Thursday, August 11, 2016

13294: Surveying Sexual Harassment.

Adweek reported on a 4As survey that showed most women in the advertising industry believe they have experienced harassment and discrimination. This is not surprising. But it’s unlikely that the survey results are much different for women in the advertising industry than women in any other field—from business to blue-collar to babysitting. Plus, while most women in adland have allegedly faced harassment and discrimination, it’s a safe bet that all minorities have dealt with harassment and discrimination. That’s 100% versus 3% or over 50%, to be sure.

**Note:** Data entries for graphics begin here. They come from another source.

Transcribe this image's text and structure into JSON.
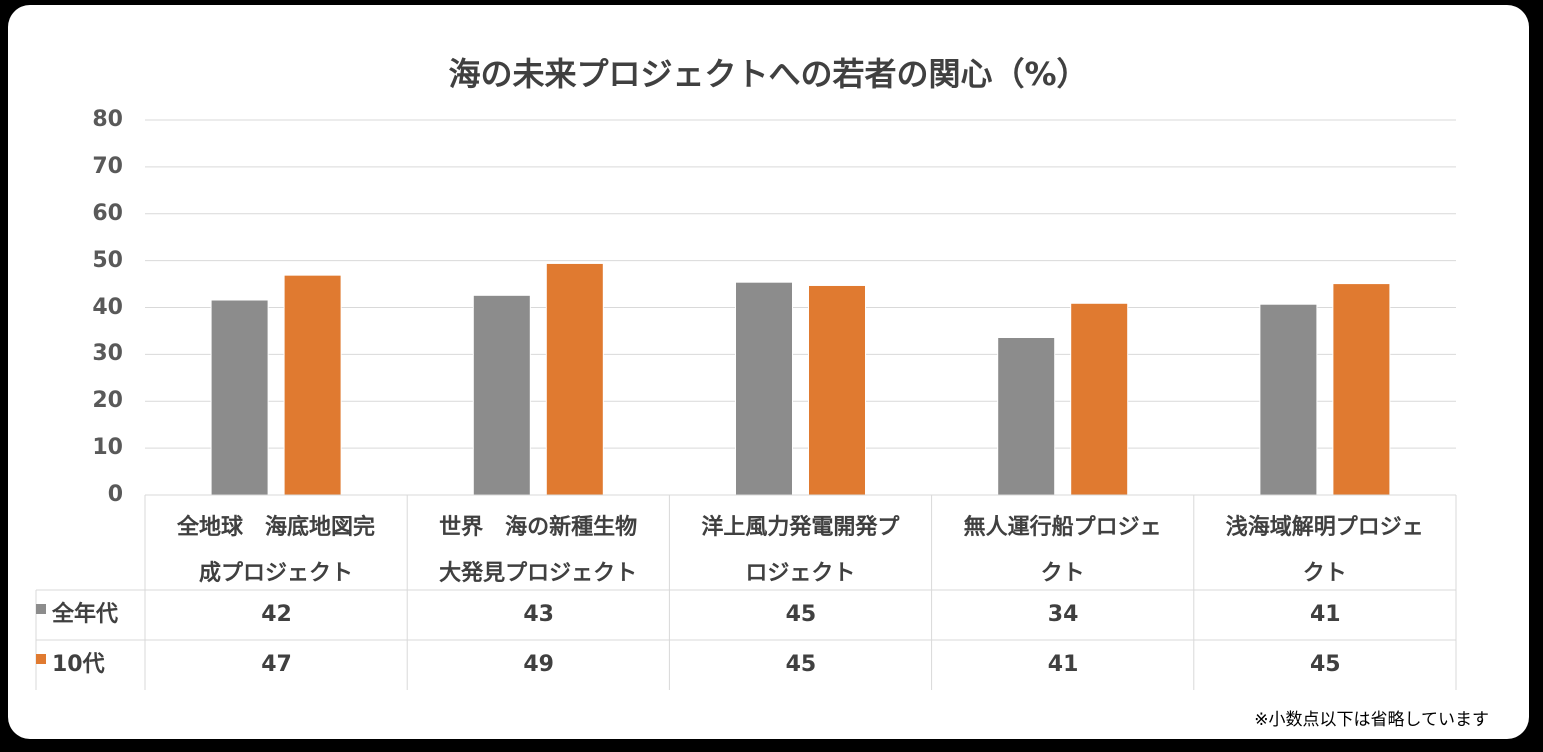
{
  "chart_data": {
    "type": "bar",
    "title": "海の未来プロジェクトへの若者の関心（%）",
    "categories": [
      [
        "全地球　海底地図完",
        "成プロジェクト"
      ],
      [
        "世界　海の新種生物",
        "大発見プロジェクト"
      ],
      [
        "洋上風力発電開発プ",
        "ロジェクト"
      ],
      [
        "無人運行船プロジェ",
        "クト"
      ],
      [
        "浅海域解明プロジェ",
        "クト"
      ]
    ],
    "series": [
      {
        "name": "全年代",
        "color": "#8c8c8c",
        "values": [
          41.6,
          42.6,
          45.4,
          33.6,
          40.7
        ],
        "table": [
          "42",
          "43",
          "45",
          "34",
          "41"
        ]
      },
      {
        "name": "10代",
        "color": "#e07a30",
        "values": [
          46.9,
          49.4,
          44.7,
          40.9,
          45.1
        ],
        "table": [
          "47",
          "49",
          "45",
          "41",
          "45"
        ]
      }
    ],
    "ylim": [
      0,
      80
    ],
    "yticks": [
      "0",
      "10",
      "20",
      "30",
      "40",
      "50",
      "60",
      "70",
      "80"
    ],
    "grid": true,
    "legend": "data-table"
  },
  "footnote": "※小数点以下は省略しています"
}
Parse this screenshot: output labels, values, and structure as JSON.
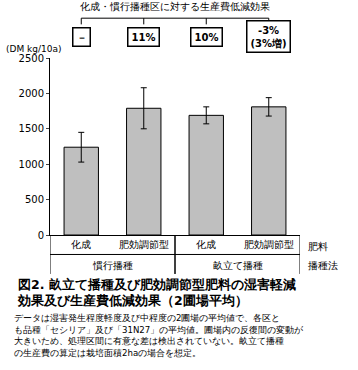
{
  "chart_data": {
    "type": "bar",
    "title": "図2. 畝立て播種及び肥効調節型肥料の湿害軽減\n効果及び生産費低減効果（2圃場平均）",
    "note": "データは湿害発生程度軽度及び中程度の2圃場の平均値で、各区と\nも品種「セシリア」及び「31N27」の平均値。圃場内の反復間の変動が\n大きいため、処理区間に有意な差は検出されていない。畝立て播種\nの生産費の算定は栽培面積2haの場合を想定。",
    "y_label": "(DM kg/10a)",
    "categories": [
      "化成",
      "肥効調節型",
      "化成",
      "肥効調節型"
    ],
    "values": [
      1240,
      1790,
      1690,
      1810
    ],
    "error": [
      210,
      290,
      120,
      130
    ],
    "color": "#bfbfbf",
    "groups": [
      {
        "label": "慣行播種",
        "categories": [
          0,
          1
        ]
      },
      {
        "label": "畝立て播種",
        "categories": [
          2,
          3
        ]
      }
    ],
    "row_labels": [
      "肥料",
      "播種法"
    ],
    "top_label": "化成・慣行播種区に対する生産費低減効果",
    "box_labels": [
      "－",
      "11%",
      "10%",
      "-3%\n(3%増)"
    ],
    "ylim": [
      0,
      2500
    ],
    "yticks": [
      0,
      500,
      1000,
      1500,
      2000,
      2500
    ],
    "grid": false
  }
}
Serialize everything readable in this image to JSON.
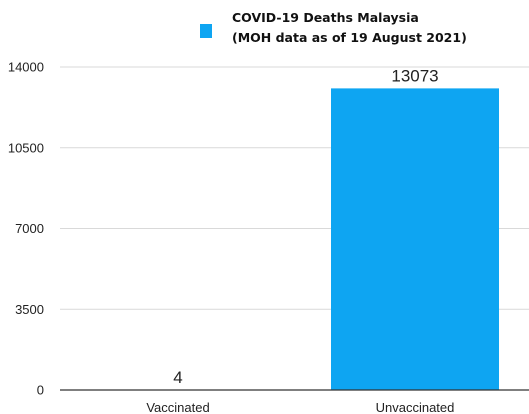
{
  "chart_data": {
    "type": "bar",
    "categories": [
      "Vaccinated",
      "Unvaccinated"
    ],
    "values": [
      4,
      13073
    ],
    "series": [
      {
        "name": "COVID-19 Deaths Malaysia (MOH data as of 19 August 2021)",
        "values": [
          4,
          13073
        ]
      }
    ],
    "legend_lines": [
      "COVID-19 Deaths Malaysia",
      "(MOH data as of 19 August 2021)"
    ],
    "data_labels": [
      "4",
      "13073"
    ],
    "yticks": [
      0,
      3500,
      7000,
      10500,
      14000
    ],
    "ylim": [
      0,
      14000
    ],
    "grid": true,
    "legend_position": "top-center",
    "bar_color": "#0ea5f2"
  }
}
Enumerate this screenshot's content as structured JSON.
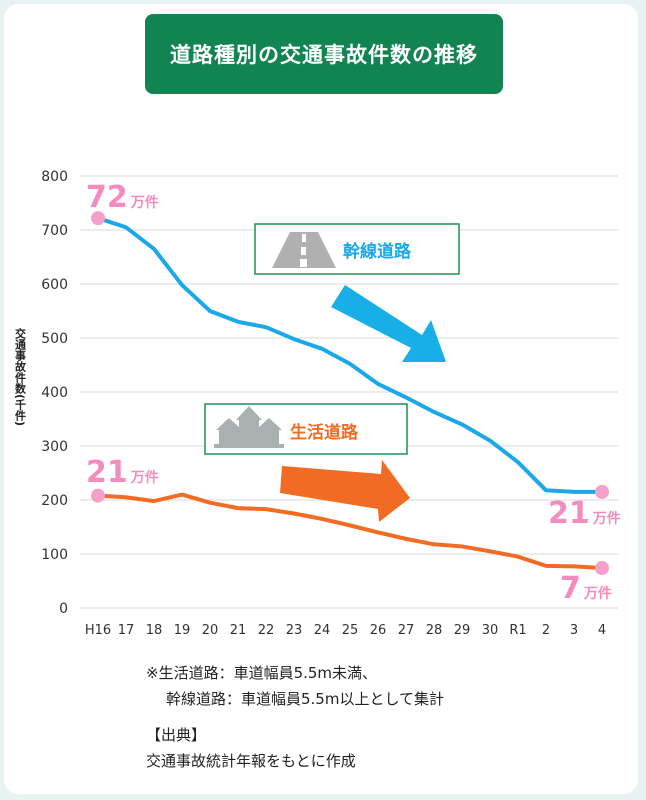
{
  "chart_data": {
    "type": "line",
    "title": "道路種別の交通事故件数の推移",
    "ylabel": "交通事故件数(千件)",
    "ylim": [
      0,
      800
    ],
    "y_ticks": [
      "0",
      "100",
      "200",
      "300",
      "400",
      "500",
      "600",
      "700",
      "800"
    ],
    "categories": [
      "H16",
      "17",
      "18",
      "19",
      "20",
      "21",
      "22",
      "23",
      "24",
      "25",
      "26",
      "27",
      "28",
      "29",
      "30",
      "R1",
      "2",
      "3",
      "4"
    ],
    "series": [
      {
        "name": "幹線道路",
        "color": "#1aa8e8",
        "values": [
          722,
          705,
          665,
          598,
          550,
          530,
          520,
          498,
          480,
          452,
          415,
          390,
          363,
          340,
          310,
          270,
          218,
          215,
          215
        ]
      },
      {
        "name": "生活道路",
        "color": "#f26b22",
        "values": [
          208,
          205,
          198,
          210,
          195,
          185,
          183,
          175,
          165,
          153,
          140,
          128,
          118,
          114,
          105,
          95,
          78,
          77,
          74
        ]
      }
    ],
    "annotations": {
      "trunk_start": {
        "num": "72",
        "unit": "万件"
      },
      "life_start": {
        "num": "21",
        "unit": "万件"
      },
      "trunk_end": {
        "num": "21",
        "unit": "万件"
      },
      "life_end": {
        "num": "7",
        "unit": "万件"
      }
    },
    "marker_color": "#f4a0c8",
    "label_color": "#f48cbf"
  },
  "notes": {
    "line1": "※生活道路：車道幅員5.5m未満、",
    "line2": "幹線道路：車道幅員5.5m以上として集計",
    "source_head": "【出典】",
    "source_body": "交通事故統計年報をもとに作成"
  }
}
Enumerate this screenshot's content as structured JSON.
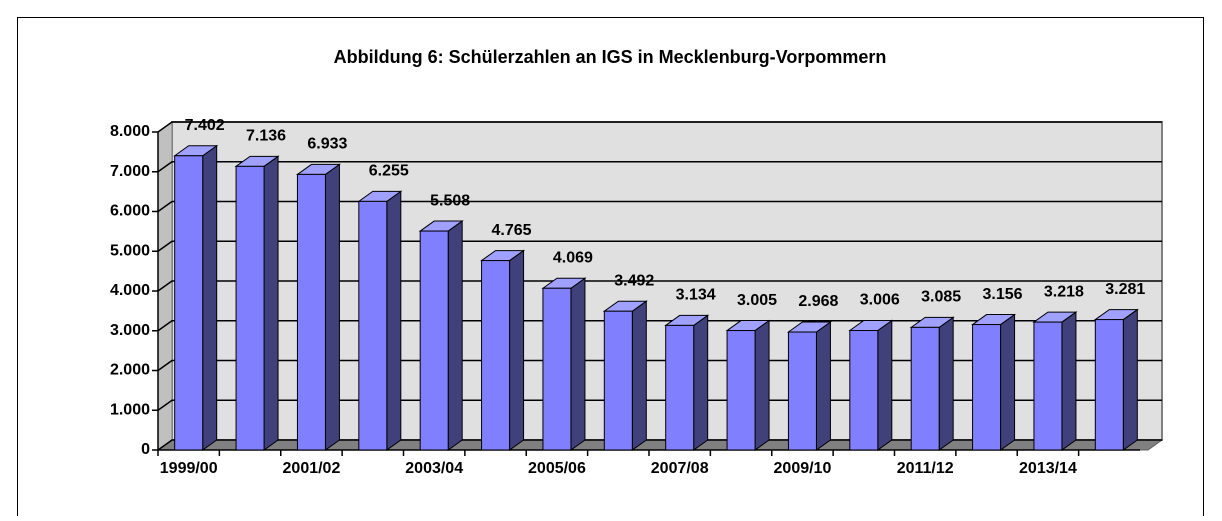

Study Finds Most Women in Advertising Have Experienced Sexual Harassment and Discrimination

4A’s results come in wake of Kevin Roberts controversy

By Patrick Coffee

The 4A’s today released the initial findings of a yearlong research initiative designed to learn more about the experiences of women and other diverse professionals working in the advertising industry.

The results will come as a major blow to anyone who downplays the prevalence of sexual harassment and discrimination in the agency world. A strong majority of women who participated in the study reported having experienced sexual harassment and/or discrimination at some point during their careers to date.

“If there were any people out there who are in denial, these stats prove otherwise,” said 4A’s CEO Nancy Hill today.

The group decided to release its initial findings earlier than expected after related controversies involving Saatchi & Saatchi global chairman Kevin Roberts, former JWT CEO and chairman Gustavo Martinez and other agency executives spurred heated debate within the industry and beyond.

Hill told Adweek, “One of the reasons it’s so important is that I can talk until I’m blue in the face about anecdotal information, but if you don’t have the statistics, people can continue living in denial.”

A total of 549 4A’s members participated in the survey, which Hill called “the most comprehensive study of its kind within the advertising community.” There were 375 women who responded via email, and more than half reported that they have experienced sexual harassment at least once, with the term defined as “the making of unwanted sexual advances or obscene remarks in workplace, professional or social settings.”

When asked about discrimination, 54 percent of female respondents also said their gender has made them feel either somewhat vulnerable or very vulnerable in the workplace. These numbers were higher than the results recorded for any other attribute considered in the study.

Thirty-three percent of the women who completed the survey said that they have failed to receive key assignments or promotions because of their gender on multiple occasions, and 42 percent claimed to have been excluded from key decision-making processes because of the same gender-based discrimination.

The study also found that many women working in the industry have experienced past instances of harassment or discrimination that they did not recognize as such at the time. Forty percent agreed somewhat with that sentiment, and 19 agreed completely.

The survey included a wide range of positions and levels of experience. Forty-three percent of participants work in middle management, with 33 percent in senior managerial roles and 12 percent in “the C-Suite.” Two percent of respondents were interns.

“We had planned [the project] before the Kevin Roberts thing happened,” Hill said, “and we debated whether to hold off but, with people being in the middle of a heated conversation, it felt appropriate.”

More of the survey’s findings will be made public during the 4A’s talent conference at next month’s Advertising Week.

“These are our top findings we wanted to release when talking gender and discrimination,” said vp Samantha Wolf of Havas, which is the organization’s public relations agency of record. “We also did a study partnering with [marketing firm] SSRS about general consumers and how women are portrayed in advertising. Other parts of this survey include a diversity element that we will release in the fall.”

Hill said future portions of the report will classify its findings by gender, ethnicity and geography, with all related releases bound to spark further debate. But when asked whether any of today’s findings were unexpected, Hill said, “No, nothing surprised me at all.”


SrslyWHY? said...

I resent how every organization in the industry is falling all over themselves to now release the results of their GENDER surveys.

Meanwhile, every year, they obscure the few and far-between RACIAL DISCRIMINATION surveys.

AdClub of NY, where have you been the last decade?

Where were the national level press releases and discussions about racism? Why do we just get three bullet points and a sparsely promoted or attended local luncheon or whatever when race in advertising is on the table?

JianQ said...

Because a) there's barely anyone in the agencies to take the racial surveys. If 500 some women chimed in on the sexual harassment surveys, then (statistically and proportionally speaking) only 5 to 25 (not percent, I mean total numbers) minority respondents would be answering the racial surveys, since there's so few nationally. You can't do a wide comprehensive survey when only 1% to 3% of the total employee base nationwide is chiming in.

And b) the results are probably far worse and more incendiary than the sexual harassment. 50% of female respondents might have sexism stories, while 100% of anyone ethnic who care enough to chime in on an ad industry racism story will probably have racist ones.